Authentic France Travel Tip #46: Avoid School Parking Lots At Pick-Up / Drop-Off Times

Better to Take Your Bike Than Brave a School Parking Lot in France…

I was warned repeatedly about the parking lot at my big girls’ new school here in Canada. There were just too few parking spots and too many cars, I was told. As a consequence, for the past week I have been doing the daily drop-offs and pick-ups, expecting parking mayhem to erupt at any time.

It hasn’t.

The worst I’ve had to do is park about a minute’s walk (and enjoy a gorgeous stroll along Victoria’s stunning waterfront) away from the school itself. My mind is still spinning over the ease of parking here. Everything happens in such an orderly fashion. People actually obey the rules and excercise self-restraint. I feel like saying, “You think this is difficult parking!? HUH! You don’t KNOW about true parking problems.”

From what I’ve seen so far, I can conclude that Canadian parents are pretty much the exact opposite of French parents picking up and dropping off their children at school.

The parking lot at Saint-Coeur (the girls’ school in Beaune) was the closest thing to true anarchy that I have ever experienced. Toddlerhood is a close second, but I think the Saint-Coeur parking lot still wins out.

Parents would routinely leave their car idling in the only traffic lane while they went to drop off their children and enjoy a leisurely chat with teachers and other parents (who were likewise blocking traffic). When they were yelled at on their return to their vehicle by the drivers stuck behind them they would respond with complete indignance and rude hand gestures.

It was utter lawlessness; virtually no rule or regulation was respected. It was the French laissezfaire attitude taken to its most chaotic extreme.

For the first two weeks of my first year in France I arrived at the school – nice, law-abiding Canadian girl that I was way back then – half an hour before pick-up in a quest to find a legal parking spot. However, I quickly realized that even that early all the legal spots were already taken (by people who worked in Beaune and illegally parked there for the entire day bien sûr).

So over my five years there I became an expert at double parking (even triple and quadruple parking sometimes), parking on sidewalks and crosswalks, and basically every other method of illegal parking that exists.

Through trial and error I also became pro at the parking lot arguments that inevitably broke out.

Even if I was completely in the wrong, I learned that the only effective method was to hurl back accusations louder than my accuser. This cherished French technique, that is even more effective than the myriad of rude hand gestures I mastered, can basically be summed up as NEVER ADMITTING YOU ARE WRONG.

Before you admonish me about my uncivil behaviour, go and try to park in the parking lot of a French school during drop off or pick-up times, then come and give me a guilt trip.

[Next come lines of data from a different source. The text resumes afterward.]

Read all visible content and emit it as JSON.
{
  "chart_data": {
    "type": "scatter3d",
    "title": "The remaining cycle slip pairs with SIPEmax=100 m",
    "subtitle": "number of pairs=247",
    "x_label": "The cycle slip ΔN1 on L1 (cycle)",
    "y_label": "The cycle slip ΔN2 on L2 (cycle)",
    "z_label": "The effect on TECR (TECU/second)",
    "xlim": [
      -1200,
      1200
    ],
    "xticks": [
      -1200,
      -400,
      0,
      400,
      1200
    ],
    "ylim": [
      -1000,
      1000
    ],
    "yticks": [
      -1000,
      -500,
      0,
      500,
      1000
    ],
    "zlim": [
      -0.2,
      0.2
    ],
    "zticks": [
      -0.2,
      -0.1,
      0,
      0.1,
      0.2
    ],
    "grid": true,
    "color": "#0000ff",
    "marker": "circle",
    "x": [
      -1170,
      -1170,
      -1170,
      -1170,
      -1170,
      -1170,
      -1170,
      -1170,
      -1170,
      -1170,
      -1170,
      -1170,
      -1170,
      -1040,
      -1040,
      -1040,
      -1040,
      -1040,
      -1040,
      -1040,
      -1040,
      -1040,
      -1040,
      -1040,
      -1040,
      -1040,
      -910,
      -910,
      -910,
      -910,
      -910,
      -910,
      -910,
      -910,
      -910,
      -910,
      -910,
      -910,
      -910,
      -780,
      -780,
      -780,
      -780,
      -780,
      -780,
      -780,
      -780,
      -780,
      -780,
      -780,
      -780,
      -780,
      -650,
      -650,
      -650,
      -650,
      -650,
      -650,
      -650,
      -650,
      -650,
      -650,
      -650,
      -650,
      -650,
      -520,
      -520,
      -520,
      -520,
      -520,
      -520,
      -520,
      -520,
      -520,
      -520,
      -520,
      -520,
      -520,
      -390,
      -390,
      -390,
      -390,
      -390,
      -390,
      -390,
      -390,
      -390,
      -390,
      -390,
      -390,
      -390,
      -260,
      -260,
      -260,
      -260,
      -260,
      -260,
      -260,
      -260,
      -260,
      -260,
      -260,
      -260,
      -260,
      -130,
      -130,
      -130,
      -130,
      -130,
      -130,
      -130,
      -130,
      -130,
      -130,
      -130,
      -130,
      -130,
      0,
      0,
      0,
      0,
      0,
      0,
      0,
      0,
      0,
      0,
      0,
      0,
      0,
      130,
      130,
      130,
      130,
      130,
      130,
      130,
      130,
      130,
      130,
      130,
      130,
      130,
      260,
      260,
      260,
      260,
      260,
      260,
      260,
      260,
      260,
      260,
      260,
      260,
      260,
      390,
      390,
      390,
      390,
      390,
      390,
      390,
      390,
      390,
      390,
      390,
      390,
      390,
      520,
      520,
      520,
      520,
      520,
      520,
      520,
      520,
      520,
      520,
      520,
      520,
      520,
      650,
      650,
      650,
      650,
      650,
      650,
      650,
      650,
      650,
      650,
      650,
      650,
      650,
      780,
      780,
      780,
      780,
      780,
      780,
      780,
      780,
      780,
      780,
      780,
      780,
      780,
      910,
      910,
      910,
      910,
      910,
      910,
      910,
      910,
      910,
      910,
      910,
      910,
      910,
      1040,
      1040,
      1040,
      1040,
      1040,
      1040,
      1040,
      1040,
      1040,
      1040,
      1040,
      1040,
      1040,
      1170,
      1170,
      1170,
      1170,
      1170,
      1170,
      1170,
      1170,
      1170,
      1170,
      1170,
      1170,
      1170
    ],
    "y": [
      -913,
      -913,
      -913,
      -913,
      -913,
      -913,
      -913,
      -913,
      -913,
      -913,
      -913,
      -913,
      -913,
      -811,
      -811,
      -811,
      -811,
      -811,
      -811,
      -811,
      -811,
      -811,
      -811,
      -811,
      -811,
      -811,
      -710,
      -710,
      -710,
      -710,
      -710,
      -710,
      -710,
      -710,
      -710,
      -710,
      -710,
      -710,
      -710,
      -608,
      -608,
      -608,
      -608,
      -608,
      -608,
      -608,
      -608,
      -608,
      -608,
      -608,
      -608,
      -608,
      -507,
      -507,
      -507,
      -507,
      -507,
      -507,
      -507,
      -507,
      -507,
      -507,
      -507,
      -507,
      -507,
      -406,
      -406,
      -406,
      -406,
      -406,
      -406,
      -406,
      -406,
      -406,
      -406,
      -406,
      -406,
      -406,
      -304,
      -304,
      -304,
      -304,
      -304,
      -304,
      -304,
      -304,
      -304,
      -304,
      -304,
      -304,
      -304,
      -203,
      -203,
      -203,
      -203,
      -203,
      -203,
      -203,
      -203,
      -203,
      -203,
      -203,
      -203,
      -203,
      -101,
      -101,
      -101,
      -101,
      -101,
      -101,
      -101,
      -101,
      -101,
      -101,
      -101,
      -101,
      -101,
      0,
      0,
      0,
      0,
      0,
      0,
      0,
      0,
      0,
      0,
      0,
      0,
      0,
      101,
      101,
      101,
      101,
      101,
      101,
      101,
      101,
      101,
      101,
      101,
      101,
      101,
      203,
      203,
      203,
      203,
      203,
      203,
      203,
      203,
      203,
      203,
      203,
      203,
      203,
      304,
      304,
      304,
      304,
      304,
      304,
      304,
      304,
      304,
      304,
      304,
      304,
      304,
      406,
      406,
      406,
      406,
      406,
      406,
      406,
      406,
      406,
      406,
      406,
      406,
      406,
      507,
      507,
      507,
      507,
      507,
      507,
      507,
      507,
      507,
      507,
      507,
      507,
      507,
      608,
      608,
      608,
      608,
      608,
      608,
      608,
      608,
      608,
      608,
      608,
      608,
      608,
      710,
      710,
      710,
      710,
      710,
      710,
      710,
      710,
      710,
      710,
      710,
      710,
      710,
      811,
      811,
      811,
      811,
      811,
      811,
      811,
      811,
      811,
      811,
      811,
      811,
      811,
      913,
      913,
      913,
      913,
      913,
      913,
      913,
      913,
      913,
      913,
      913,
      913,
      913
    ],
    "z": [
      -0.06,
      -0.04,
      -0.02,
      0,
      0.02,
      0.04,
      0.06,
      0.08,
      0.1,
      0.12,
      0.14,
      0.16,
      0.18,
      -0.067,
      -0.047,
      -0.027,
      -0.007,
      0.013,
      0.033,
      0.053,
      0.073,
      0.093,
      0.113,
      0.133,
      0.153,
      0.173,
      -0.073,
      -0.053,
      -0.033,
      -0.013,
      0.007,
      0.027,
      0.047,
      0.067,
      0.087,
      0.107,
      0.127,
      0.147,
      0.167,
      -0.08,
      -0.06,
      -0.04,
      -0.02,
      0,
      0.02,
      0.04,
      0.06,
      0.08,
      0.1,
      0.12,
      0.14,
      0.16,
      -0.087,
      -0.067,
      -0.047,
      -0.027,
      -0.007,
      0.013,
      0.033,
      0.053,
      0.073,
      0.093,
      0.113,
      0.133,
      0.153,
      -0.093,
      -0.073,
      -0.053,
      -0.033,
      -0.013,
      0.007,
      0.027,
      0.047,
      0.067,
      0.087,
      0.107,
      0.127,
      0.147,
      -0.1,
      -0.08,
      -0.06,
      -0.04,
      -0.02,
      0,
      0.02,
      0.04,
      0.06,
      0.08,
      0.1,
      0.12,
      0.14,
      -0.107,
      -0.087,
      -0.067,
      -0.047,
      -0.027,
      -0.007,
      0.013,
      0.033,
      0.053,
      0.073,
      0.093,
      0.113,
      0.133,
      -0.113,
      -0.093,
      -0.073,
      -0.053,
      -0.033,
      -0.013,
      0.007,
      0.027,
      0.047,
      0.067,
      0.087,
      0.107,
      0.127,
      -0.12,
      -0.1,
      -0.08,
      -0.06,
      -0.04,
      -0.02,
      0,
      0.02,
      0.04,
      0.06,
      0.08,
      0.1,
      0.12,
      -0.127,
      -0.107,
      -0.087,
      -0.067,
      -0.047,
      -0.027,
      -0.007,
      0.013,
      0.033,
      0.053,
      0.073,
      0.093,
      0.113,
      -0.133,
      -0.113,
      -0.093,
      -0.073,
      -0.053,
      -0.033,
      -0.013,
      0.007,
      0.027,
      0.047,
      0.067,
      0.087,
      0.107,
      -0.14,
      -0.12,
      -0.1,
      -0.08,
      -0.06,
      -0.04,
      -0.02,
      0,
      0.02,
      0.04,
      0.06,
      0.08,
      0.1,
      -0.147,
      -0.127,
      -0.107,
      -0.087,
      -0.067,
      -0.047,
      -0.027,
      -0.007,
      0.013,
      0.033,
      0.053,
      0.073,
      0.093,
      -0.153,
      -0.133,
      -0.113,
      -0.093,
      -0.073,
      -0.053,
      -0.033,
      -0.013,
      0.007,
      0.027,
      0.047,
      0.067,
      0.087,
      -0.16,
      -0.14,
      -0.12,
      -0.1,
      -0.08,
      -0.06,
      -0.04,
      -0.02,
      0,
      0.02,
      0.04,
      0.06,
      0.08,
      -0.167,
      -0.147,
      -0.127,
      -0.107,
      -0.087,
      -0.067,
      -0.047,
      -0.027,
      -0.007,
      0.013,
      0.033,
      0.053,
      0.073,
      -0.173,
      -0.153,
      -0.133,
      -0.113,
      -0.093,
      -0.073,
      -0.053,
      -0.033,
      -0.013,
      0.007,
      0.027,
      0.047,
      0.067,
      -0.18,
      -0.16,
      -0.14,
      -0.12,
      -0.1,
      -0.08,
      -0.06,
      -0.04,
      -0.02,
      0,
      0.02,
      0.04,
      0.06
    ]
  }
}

As I learned for myself, these tactics were not optional – they were the basic tenets of survival that allowed me to emerge from the French school parking maw unscathed (most of the time).

So if you are not prepared to adopt such tactics (and they are not for the faint of heart) take my advice and avoid school parking lots in France during from between 8:30 – 9:15am, 11:30-12:15pm, 1:30-2:15pm, and 4:30-5:15 pm.

Outside of these hours, the French really are a charming group of people.